Dazu ist zu sagen: Wenn der formale Prozess so schlecht ist, dass ein direkter Anruf beim bekannten (und zufälligerweise anwesenden) IT-Kollegen der schnellere Weg ist, dann sollte das natürlich nicht sanktioniert werden. Viel wichtiger ist es jedoch, die Meldung und Bearbeitung von IT-Problemen prozesstechnisch so zu vereinfachen, dass überhaupt kein Workaround mehr nötig ist. In „turbulenten Zeiten“ sind Mitarbeiter froh, wenn sie ihre Zeit nicht mit Workarounds verbringen müssen, sondern durch anständige Prozesse getragen werden.


Fazit


Gute Prozesse sind wichtig, denn sie erleichtern unsere Arbeit an vielen Stellen. Sind Prozesse veraltet, überfrachtet, schlecht oder einfach nicht vorhanden, sind Workarounds häufig der einzige gangbare Weg, um ans Ziel zu kommen. Zufrieden sollten wir uns damit nicht geben. Denn Workarounds sind genau das, was ihr Name sagt: Umwege. Diese machen uns Mühe und rauben uns wertvolle Zeit.

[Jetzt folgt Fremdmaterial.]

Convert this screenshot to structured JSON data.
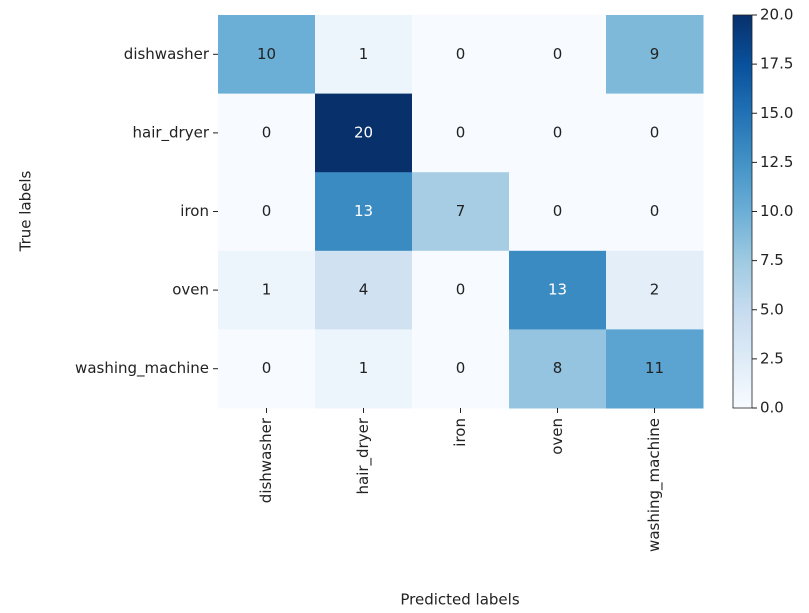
{
  "chart_data": {
    "type": "heatmap",
    "xlabel": "Predicted labels",
    "ylabel": "True labels",
    "x_categories": [
      "dishwasher",
      "hair_dryer",
      "iron",
      "oven",
      "washing_machine"
    ],
    "y_categories": [
      "dishwasher",
      "hair_dryer",
      "iron",
      "oven",
      "washing_machine"
    ],
    "values": [
      [
        10,
        1,
        0,
        0,
        9
      ],
      [
        0,
        20,
        0,
        0,
        0
      ],
      [
        0,
        13,
        7,
        0,
        0
      ],
      [
        1,
        4,
        0,
        13,
        2
      ],
      [
        0,
        1,
        0,
        8,
        11
      ]
    ],
    "colormap": [
      "#f7fbff",
      "#deebf7",
      "#c6dbef",
      "#9ecae1",
      "#6baed6",
      "#4292c6",
      "#2171b5",
      "#08519c",
      "#08306b"
    ],
    "clim": [
      0,
      20
    ],
    "cticks": [
      {
        "value": 0,
        "label": "0.0"
      },
      {
        "value": 2.5,
        "label": "2.5"
      },
      {
        "value": 5,
        "label": "5.0"
      },
      {
        "value": 7.5,
        "label": "7.5"
      },
      {
        "value": 10,
        "label": "10.0"
      },
      {
        "value": 12.5,
        "label": "12.5"
      },
      {
        "value": 15,
        "label": "15.0"
      },
      {
        "value": 17.5,
        "label": "17.5"
      },
      {
        "value": 20,
        "label": "20.0"
      }
    ]
  }
}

In solchen Fällen brauchen wir nicht weniger, sondern mehr formale Strukturen mit robusten Prozessen, um das Rückgrat der Organisation zu stärken. Wie agile Prozesse konkret dazu beitragen können, Probleme nachhaltig zu verbessern, lässt sich zum Beispiel im Buch „Kanban“ von David Anderson anhand von Fallbeispielen gut nachlesen.